In [0]:
# ---- Config ----
CATALOG = "music_demo"
BRONZE_SCHEMA = "bronze"

# Path to the CSVs you uploaded to the Unity Catalog Volume (landing schema)
RAW_BASE_PATH = "/Volumes/music_demo/landing/raw_files/music_discovery_demo"

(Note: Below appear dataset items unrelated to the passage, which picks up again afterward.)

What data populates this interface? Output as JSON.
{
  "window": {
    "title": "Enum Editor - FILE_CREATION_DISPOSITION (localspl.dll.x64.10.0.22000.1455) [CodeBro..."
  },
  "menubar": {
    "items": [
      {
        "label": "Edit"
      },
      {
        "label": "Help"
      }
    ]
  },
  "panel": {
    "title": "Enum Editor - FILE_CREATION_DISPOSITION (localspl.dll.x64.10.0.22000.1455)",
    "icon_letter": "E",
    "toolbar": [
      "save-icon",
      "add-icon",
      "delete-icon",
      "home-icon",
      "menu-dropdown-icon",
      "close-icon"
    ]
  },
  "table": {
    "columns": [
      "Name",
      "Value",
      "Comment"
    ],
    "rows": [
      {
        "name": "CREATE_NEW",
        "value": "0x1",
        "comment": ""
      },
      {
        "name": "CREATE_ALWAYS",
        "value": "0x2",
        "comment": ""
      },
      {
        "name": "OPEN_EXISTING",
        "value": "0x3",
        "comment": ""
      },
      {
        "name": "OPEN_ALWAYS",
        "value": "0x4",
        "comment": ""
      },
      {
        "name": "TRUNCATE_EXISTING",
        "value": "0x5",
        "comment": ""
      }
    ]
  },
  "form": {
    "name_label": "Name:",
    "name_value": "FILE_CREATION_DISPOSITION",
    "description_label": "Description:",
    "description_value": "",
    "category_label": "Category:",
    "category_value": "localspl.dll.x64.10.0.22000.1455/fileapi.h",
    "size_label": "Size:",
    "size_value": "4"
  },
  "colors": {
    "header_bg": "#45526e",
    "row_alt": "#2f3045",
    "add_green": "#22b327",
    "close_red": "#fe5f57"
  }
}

print("CATALOG:", CATALOG)
print("SCHEMA :", BRONZE_SCHEMA)
print("RAW_BASE_PATH:", RAW_BASE_PATH)


In [0]:
spark.sql(f"CREATE CATALOG IF NOT EXISTS {CATALOG}")
spark.sql(f"USE CATALOG {CATALOG}")
spark.sql(f"CREATE SCHEMA IF NOT EXISTS {BRONZE_SCHEMA}")
spark.sql(f"USE {BRONZE_SCHEMA}")

In [0]:
spark.sql("""
CREATE TABLE IF NOT EXISTS artists (
  artist_id STRING,
  artist_name STRING,
  genre STRING,
  country_of_origin STRING,
  debut_year STRING
) USING DELTA
""")

spark.sql("""
DROP TABLE IF EXISTS tracks""")      

spark.sql("""
CREATE TABLE IF NOT EXISTS tracks (
  track_id STRING,
  artist_id STRING,
  track_title STRING,
  release_date STRING,
  primary_genre STRING
) USING DELTA
""")

spark.sql("""
DROP TABLE IF EXISTS daily_metrics""") 

spark.sql("""
CREATE TABLE IF NOT EXISTS daily_metrics (
  date STRING,
  platform STRING,
  region STRING,
  artist_id STRING,
  track_id STRING,
  streams STRING,
  views STRING,
  likes STRING,
  comments STRING,
  shares STRING,
  followers_gained STRING,
  rank_estimate STRING
) USING DELTA
""")


In [0]:
spark.sql(f"""
COPY INTO artists
FROM '{RAW_BASE_PATH}/artists.csv'
FILEFORMAT = CSV
FORMAT_OPTIONS('header' = 'true')
COPY_OPTIONS('force'='true')
""")

spark.sql(f"""
COPY INTO tracks
FROM '{RAW_BASE_PATH}/tracks.csv'
FILEFORMAT = CSV
FORMAT_OPTIONS('header' = 'true')
COPY_OPTIONS('force'='true')
""")

spark.sql(f"""
COPY INTO daily_metrics
FROM '{RAW_BASE_PATH}/daily_metrics.csv'
FILEFORMAT = CSV
FORMAT_OPTIONS('header' = 'true')
COPY_OPTIONS('force'='true')
""")


In [0]:
display(spark.sql("SELECT COUNT(*) AS artists_rows FROM artists"))
display(spark.sql("SELECT COUNT(*) AS tracks_rows FROM tracks"))
display(spark.sql("SELECT COUNT(*) AS metrics_rows FROM daily_metrics"))

display(spark.sql("SELECT * FROM artists LIMIT 5"))
display(spark.sql("SELECT * FROM tracks LIMIT 5"))
display(spark.sql("""
SELECT date, platform, region, streams, views
FROM daily_metrics
ORDER BY date DESC
LIMIT 10
"""))